Britain’s biggest charity to help addicts is so concerned about the increasing volume of advertising that it is urging ministers to introduce stricter rules. Writing today in The Times, Kate Lampard, the chairwoman of GambleAware, says: “With the average age at which children start to watch post-watershed TV unsupervised being 11¾, restrictions based on a 9pm watershed may offer little protection.
“We need to balance the array of [commercial gambling] advertising with information about the risks of gambling, and where to get help if it becomes a problem.”
Bookmakers are allowed at present to advertise on television after 9pm and before that during live sporting events, such as matches in the Premier League, meaning that young football fans have grown accustomed to seeing celebrities encouraging them to bet. Almost half of Premier League clubs are also now sponsored by betting companies.
In total the gambling industry spent £312 million on advertising last year, a 63 per cent increase on 2012, according to the figures from the market research company Nielsen.
The amount spent on television advertising jumped by 43 per cent to £150 million but the biggest increase has been in online and other adver- tising. These have risen by 87 per cent to £160 million as companies such as Google and Twitter reap a huge dividend from the growth in the number of internet bookmakers.
Last year an investigation by The Times found that children who follow popular football accounts on Twitter will frequently have special offers posted to their timelines to suggest that they can make easy money from gambling.

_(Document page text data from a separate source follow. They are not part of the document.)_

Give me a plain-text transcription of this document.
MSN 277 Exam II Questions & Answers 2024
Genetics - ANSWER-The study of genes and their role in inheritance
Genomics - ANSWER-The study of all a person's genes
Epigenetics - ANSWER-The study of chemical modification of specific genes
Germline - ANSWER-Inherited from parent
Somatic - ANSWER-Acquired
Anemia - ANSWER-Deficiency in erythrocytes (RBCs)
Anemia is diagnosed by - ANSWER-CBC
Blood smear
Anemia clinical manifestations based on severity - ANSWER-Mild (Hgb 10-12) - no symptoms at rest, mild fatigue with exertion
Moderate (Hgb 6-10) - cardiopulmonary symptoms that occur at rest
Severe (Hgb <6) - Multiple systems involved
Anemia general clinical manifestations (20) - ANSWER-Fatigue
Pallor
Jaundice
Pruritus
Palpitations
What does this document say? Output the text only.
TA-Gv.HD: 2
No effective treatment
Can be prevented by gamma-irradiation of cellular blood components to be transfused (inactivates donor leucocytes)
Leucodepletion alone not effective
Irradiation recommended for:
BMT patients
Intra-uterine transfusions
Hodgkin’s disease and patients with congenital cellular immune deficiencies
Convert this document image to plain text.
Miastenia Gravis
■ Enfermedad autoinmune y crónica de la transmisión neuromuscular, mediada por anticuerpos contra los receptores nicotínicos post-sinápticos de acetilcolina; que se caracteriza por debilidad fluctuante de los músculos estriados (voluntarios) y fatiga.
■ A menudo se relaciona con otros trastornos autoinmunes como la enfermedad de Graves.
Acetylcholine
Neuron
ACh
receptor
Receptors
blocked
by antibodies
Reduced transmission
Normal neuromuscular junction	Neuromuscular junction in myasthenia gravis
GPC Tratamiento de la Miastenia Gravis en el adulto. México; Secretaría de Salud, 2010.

The Nielsen figures show that the advertising spend by online casinos has increased by 97 per cent since 2012. Experts say that children and young people are particularly susceptible to gambling adverts and research by the Gambling Commission shows that problem gambling is twice as prevalent among people aged between 16 and 24 than the population as a whole.
Ms Lampard says: “As a society, we should be concerned about the rising risk of harm from wider access and more regular participation in gambling on future generations, resulting in a possible public health crisis in gambling addiction.”
The National Problem Gambling Clinic has already noted a significant increase in the number of young people seeking help for addiction.
Henrietta Bowden-Jones, who founded the clinic, wants significant restrictions to be imposed on gambling adverts. She said: “We know that exposure to gambling among young people has gone up through contact with adverts. There is a risk that this exposure can encourage young people to gamble and that regular exposure can normalise that behaviour.”
A government review into the maximum stakes on fixed-odds betting terminals was expanded last year to include gambling advertising. “The gambling industry’s luck has run out,” one senior minister said at the time.
However, there is now a row between the Department for Culture, Media and Sport and the Treasury over this review. Philip Hammond, the chancellor, is understood to be trying to block publication amid concerns about the impact on tax revenues, but Tracey Crouch, the minister responsible for gambling, is pushing to proceed.
In a letter seen by The Times Ms Crouch says that she still hopes to publish the review in October after the “cross-government process required prior to publication”.
Ronnie Cowan, an SNP MP who has campaigned for tougher rules for bookmakers, said: “The unwelcome intervention by the chancellor, who was only thinking about Treasury coffers, will hopefully now dissipate.”